Opinion

Losing the game in Afghanistan

Charles Couger Contributor
Font Size:

It’s called buzkashi, and it’s Afghanistan’s national sport. The game is simple enough: horses assemble on the side of a field, players cling to their horses with one hand, and grip their leather whip with the other. In the center of the field is a goat, lying in cold blood, with no head, covered in flies.

When the game begins, players charge the headless, dead, bloodied goat carcass with whip in hand, ready to mercilessly beat the daylights out of the first player who might manage to haul the goat carcass across the goal-line. The process continues: every time a player attempts to cross the goal line with the desecrated road kill, he gets swarmed by the players on the opposing team and is consequently beaten with whips.

But, besides being an abnormal version of soccer (subtract the ball and add horses and a decapitated goat), buzkashi is a powerful metaphor for the War in Afghanistan—and the underlying power struggle between Western and Eastern forces.

Lining up on the field are the two teams: America (along with their Western allies) and the Taliban. The goat: long-term control over Afghanistan’s political establishment.

The metaphor works on two levels: Afghanistan is the political equivalent of a bloody goat carcass and, like buzkashi, the war has proved to be savage and difficult. So, after nearly a decade of fighting, it is time to ask a simple question: Is this dead goat worth fighting for?

The answer is no – for a few simple reasons.

First, Afghanistan is of very little strategic importance. The United States has numerous allies in the region already: Israel, Turkey, Saudi Arabia, Kuwait, Pakistan, the new Iraq and others.  With so many friends in the region there’s really no reason to dump billions of dollars and thousands of lives into making a new friend.

Second, there would be few, if any, economic benefits of a politically stable Afghanistan. Unlike other nations, Afghanistan isn’t oil-rich or mineral rich. Even if prosperity justified war (which it doesn’t), Afghanistan’s leading exports are opium, lambskins and sheepskins according to the CIA world Factbook. It’s better to keep the opium out.

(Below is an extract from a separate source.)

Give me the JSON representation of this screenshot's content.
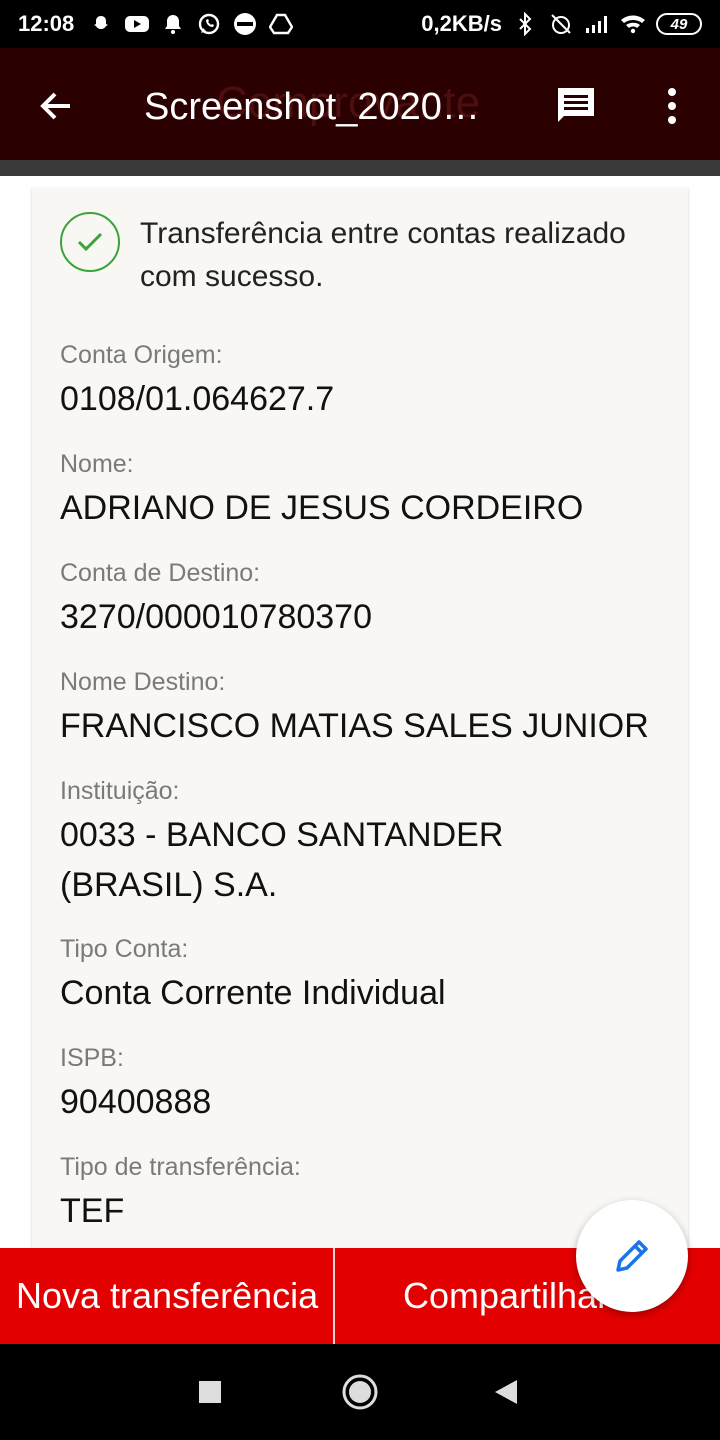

Third, Afghanistan has defied superpowers for millennia: Alexander, Britain, and the Soviet Union all failed to conquer it. Assuming that the US is even capable of doing what others haven’t, it would take huge amounts of dedication and resources; this is the nation that ranks 6 in Foreign Policy Magazine’s Failed States Index. The costs of the mission far outweigh the benefits.

Fourth, democracy in Afghanistan will not reduce the risk of a terrorist attack. In fact, it might increase the risk. The highly decentralized and unstable Afghanistan that existed in 2001 meant that the US could launch surgical strikes against terrorist camps, and not face retaliatory measures. Afghanistan’s government was too unstable to ever pose a threat to the US or any of our allies in the region.

Moreover, spreading democracy is not the same as spreading peace. After all, both Palestine and Lebanon are democracies, and in both nations citizens have elected candidates affiliated with recognized terrorist organizations (Hamas and Hezbollah). There is no evidence that implies that Afghanistan wouldn’t do the same. History, however, tells that the Afghan people take little offense to terrorist governments, seeing as they let the Taliban rise to power.

Coach Obama is losing a game of buzkashi that isn’t worth playing in the first place. Pouring lives and money into a war that’s not worth winning is a bad strategy. It’s time for the United States to exit – not because we can’t win, but because it’s not worth continuing. Leave the future of Afghanistan up to the Afghans.

Charles Couger is a writer and freelance journalist from Hillsdale, MI.